Division of Biophotonics and Imaging, Sree Chitra Tirunal Institute for Medical Sciences and Technology, Biomedical Technology Wing, Trivandrum 695012, India.
Faraday Discuss. 2018 Apr 1;207:423-435. doi: 10.1039/c7fd00185a. Epub 2018 Jan 22.
Cancer, a condition with uncontrolled cell division, is the second leading cause of death worldwide. The currently available techniques for the imaging and treatment of cancer have their own limitations and hence a combination of more than one modality is expected to increase the efficacy of both diagnosis and treatment. In the present study, we have developed a multimodal imaging and therapeutic system by incorporating a chemotherapeutic drug, mitoxantrone (MTX) onto PEG coated gold nanorods (GNR). Strong absorption in the near-infrared (NIR) and visible regions qualifies GNR as an efficient photothermal (PTT) agent upon irradiation with either a NIR or visible laser. Additionally, the enhanced electric field of GNR makes it a suitable substrate for surface enhanced Raman scattering (SERS). Modification of GNR with amino PEG offers biocompatibility without affecting its optical property. In order to achieve tumor specificity, GNR-PEG was conjugated with tumor specific marker that can target cancer cells, leaving the normal cells unaffected. The incorporation of fluorescent chemotherapeutic drug mitoxantrone onto GNR-PEG facilitates chemotherapy as well as fluorescence imaging. The therapeutic efficacy of the developed GNR based system is tracked using fluorescence imaging and Raman imaging. The careful design of the system also facilitates the controlled release of the drug by photothermal triggering. Likewise, the imaging modality could be chosen as either Raman or fluorescence to monitor drug release in accordance with irradiation. The physico-chemical properties, and drug release profiles under different physiological conditions have been well studied. Finally, the developed system was tested for its therapeutic efficacy using cancer cells, in vitro. The receptor mediated cell uptake was more effective in folate receptor over-expressing cancer cells than in the normal and low-expressing cells. Accordingly the percentage of cell death was higher in folate receptor over-expressing cancer cells, which was further enhanced due to the effect of the dual therapeutic approach. The cell uptake and treatment efficacy was monitored using fluorescence microscopy and SERS. In conclusion, the developed GNR-PEG-MTX system is found to be an efficient multimodal therapeutic agent against cancer which could be tracked using two different techniques.

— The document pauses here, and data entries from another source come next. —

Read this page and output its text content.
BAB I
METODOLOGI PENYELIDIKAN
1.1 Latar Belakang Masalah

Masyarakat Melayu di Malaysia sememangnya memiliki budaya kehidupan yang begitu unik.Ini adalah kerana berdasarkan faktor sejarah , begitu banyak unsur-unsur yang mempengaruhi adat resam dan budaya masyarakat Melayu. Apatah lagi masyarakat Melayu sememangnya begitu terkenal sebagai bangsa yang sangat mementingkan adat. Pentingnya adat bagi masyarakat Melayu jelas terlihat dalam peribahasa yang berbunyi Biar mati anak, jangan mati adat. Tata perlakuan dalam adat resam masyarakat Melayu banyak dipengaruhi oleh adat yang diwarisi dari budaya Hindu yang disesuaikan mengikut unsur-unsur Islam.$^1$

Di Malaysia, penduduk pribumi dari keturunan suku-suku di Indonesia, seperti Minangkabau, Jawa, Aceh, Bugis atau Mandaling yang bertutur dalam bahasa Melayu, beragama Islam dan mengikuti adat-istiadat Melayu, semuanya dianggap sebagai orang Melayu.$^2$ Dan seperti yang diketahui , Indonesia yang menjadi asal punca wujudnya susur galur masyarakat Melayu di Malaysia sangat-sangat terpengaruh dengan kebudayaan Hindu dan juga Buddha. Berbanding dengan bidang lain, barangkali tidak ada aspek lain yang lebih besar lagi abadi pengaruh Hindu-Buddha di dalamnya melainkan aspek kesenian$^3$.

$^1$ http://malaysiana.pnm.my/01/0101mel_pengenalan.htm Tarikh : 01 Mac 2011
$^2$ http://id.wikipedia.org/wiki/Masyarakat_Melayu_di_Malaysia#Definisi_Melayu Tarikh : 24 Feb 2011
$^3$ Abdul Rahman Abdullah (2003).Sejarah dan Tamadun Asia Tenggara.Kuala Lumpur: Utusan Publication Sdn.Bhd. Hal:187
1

癌症是一种细胞失控分裂的疾病,是全球第二大致死原因。目前用于癌症成像和治疗的技术都有其自身的局限性,因此,多种模式的结合有望提高诊断和治疗的效果。在本研究中,我们通过将化疗药物米托蒽醌(MTX)结合到聚乙二醇(PEG)包覆的金纳米棒(GNR)上,开发了一种多模式成像和治疗系统。GNR 在近红外(NIR)和可见光区域具有很强的吸收能力,使其在近红外或可见激光照射下成为一种有效的光热(PTT)剂。此外,GNR 的增强电场使其成为表面增强拉曼散射(SERS)的合适基底。GNR 与氨基 PEG 的修饰在不影响其光学性能的情况下提供了生物相容性。为了实现肿瘤特异性,GNR-PEG 与肿瘤特异性标记物结合,能够靶向癌细胞,而不影响正常细胞。将荧光化疗药物米托蒽醌结合到 GNR-PEG 上,既可以进行化疗,又可以进行荧光成像。通过荧光成像和拉曼成像来跟踪所开发的基于 GNR 的系统的治疗效果。该系统的精心设计还便于通过光热触发控制药物的释放。同样,可以根据照射选择拉曼或荧光作为成像方式,以监测药物释放。已经很好地研究了该系统在不同生理条件下的物理化学性质和药物释放曲线。最后,在体外使用癌细胞对所开发的系统进行了治疗效果测试。在叶酸受体过表达的癌细胞中,受体介导的细胞摄取比在正常细胞和低表达细胞中更有效。因此,叶酸受体过表达的癌细胞的细胞死亡率更高,由于双重治疗方法的效果,进一步提高了细胞死亡率。使用荧光显微镜和 SERS 监测细胞摄取和治疗效果。总之,所开发的 GNR-PEG-MTX 系统被发现是一种有效的针对癌症的多模式治疗剂,可以使用两种不同的技术进行跟踪。